Hi I have some query log files of the following form:
q_string q_visits q_date
0 red ballons 1790 2012-10-02 00:00:00
1 blue socks 364 2012-10-02 00:00:00
2 current 280 2012-10-02 00:00:00
3 molecular 259 2012-10-02 00:00:00
4 red table 201 2012-10-02 00:00:00
I have a file per day, for each month for the period of a year.

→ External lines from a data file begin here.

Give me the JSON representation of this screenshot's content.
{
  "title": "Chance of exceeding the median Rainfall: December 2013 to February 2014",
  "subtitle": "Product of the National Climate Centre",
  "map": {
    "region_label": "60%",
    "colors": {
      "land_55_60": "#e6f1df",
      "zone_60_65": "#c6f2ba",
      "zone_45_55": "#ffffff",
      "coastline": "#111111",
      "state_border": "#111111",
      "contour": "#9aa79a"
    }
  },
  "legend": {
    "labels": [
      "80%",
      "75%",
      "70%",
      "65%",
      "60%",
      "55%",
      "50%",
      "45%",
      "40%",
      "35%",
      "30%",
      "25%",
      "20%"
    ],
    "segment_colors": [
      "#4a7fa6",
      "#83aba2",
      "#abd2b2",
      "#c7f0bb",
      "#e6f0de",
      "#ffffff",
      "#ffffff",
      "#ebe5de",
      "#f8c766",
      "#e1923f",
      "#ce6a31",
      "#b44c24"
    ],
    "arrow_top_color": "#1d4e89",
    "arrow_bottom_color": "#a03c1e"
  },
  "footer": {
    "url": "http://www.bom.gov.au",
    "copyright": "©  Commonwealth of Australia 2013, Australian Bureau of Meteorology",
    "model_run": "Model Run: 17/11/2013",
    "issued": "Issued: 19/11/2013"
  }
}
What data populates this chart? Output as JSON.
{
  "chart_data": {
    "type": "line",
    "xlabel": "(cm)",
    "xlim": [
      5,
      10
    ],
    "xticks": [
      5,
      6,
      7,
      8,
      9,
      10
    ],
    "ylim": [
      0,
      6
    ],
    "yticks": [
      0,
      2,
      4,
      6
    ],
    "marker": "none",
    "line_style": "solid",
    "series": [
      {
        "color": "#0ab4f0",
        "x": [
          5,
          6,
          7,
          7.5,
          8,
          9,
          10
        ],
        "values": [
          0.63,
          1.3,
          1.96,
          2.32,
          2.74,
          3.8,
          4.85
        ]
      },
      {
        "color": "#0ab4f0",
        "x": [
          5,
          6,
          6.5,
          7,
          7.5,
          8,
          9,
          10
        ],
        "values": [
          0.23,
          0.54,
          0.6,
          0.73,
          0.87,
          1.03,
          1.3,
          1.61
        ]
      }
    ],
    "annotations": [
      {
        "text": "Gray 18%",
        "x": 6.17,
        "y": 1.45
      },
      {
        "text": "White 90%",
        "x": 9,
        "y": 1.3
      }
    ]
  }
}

What I would like to do is:
(1) Group the files by month (or more specifically group all of the q_strings belonging to each month)
(2) Since the same q_string may appear on multiple days, I would like to group the same q_strings within the month, summing on q_visits across all the instances of that q_string
(3) Normalise the q_visits against the grouped q_string (by dividing the sum of q_visits for the grouped q_string by the sum of q_visits across all q_strings within the month)
I expect the output to have a similar schema to the input except to have an extra column with normalised monthly q_visit volumes.
I have been doing this in Python/Pandas, but now have more data and feel that the problem lends itself more easily to MapReduce.
Would the above be easy to implement in EMR/AWS? Conceptually, what would be the MR workflow for doing the above? I would like to keep coding in Python so will probably use streaming.
Thanks in advance for any help.
I would rather use Pig. Easy to learn and write, no lengthy pieces of code. Just express your data processing in terms of transformation, or a data flow and get the desired result. If it fits into your needs, it's way better than raw MR jobs. Pig was developed for these kinda stuff. It'll definitely save a lot of time.